Brian Kelly said that Saturday would be season-defining for the Notre Dame football team. For the Irish offense, let’s hope that’s not true.
There’s a lot to be happy about when it comes to the Notre Dame football team. After all, the Irish were able to win a game against another top-25 team by two scores when its offense didn’t have its best showing. After trailing at halftime, the Irish showed just how physically dominant they could be against an upstart and unbeaten Virginia team.
But however physically dominant the Irish happen to be, for some reason, the Irish offense struggles to find the right recipe to assert that dominance on their opponents.
It’s no secret that the Irish are struggling to move the football, but what’s less obvious is where the blame should be cast.
Watching this Notre Dame offense, it’s hard to find one thing that they do particularly well. It’s hard to decipher a baseline. It’s hard to find an identity.
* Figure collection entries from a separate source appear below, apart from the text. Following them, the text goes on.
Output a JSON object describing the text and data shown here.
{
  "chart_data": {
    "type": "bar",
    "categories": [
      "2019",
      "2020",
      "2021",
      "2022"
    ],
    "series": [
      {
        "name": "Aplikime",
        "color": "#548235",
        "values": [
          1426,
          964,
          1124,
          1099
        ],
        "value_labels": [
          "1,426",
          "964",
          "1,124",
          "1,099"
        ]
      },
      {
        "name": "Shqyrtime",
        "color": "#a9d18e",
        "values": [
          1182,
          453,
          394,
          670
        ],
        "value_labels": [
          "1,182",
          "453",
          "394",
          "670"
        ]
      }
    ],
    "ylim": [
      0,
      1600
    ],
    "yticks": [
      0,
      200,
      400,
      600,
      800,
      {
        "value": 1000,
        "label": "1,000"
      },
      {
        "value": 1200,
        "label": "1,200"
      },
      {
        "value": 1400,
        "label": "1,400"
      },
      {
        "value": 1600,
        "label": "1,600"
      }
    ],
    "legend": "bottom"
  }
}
The Irish certainly aren’t the power running team that was advertised when Chip Long was first hired. The two-tight-end, physical brand of football hasn’t been present for the Irish, at least not since the Irish had its most talented offensive line that featured Quenton Nelson and Mike McGlinchey two seasons ago.
Notre Dame doesn’t have an air raid or spread offense. They tried the all-out passing attack against Georgia–it didn’t go particularly well. The Irish need to find their identity, and they need to find it on the ground.
When the Irish have found success on offense this season, they’ve done so after finding a way to run down hill. Why the Irish haven’t made a more concerted effort to jump start their rushing attack is a question worth asking.
Going forward, the way to fix this Notre Dame offense is to let them be physical. Establish an identity on the ground and the rest will follow.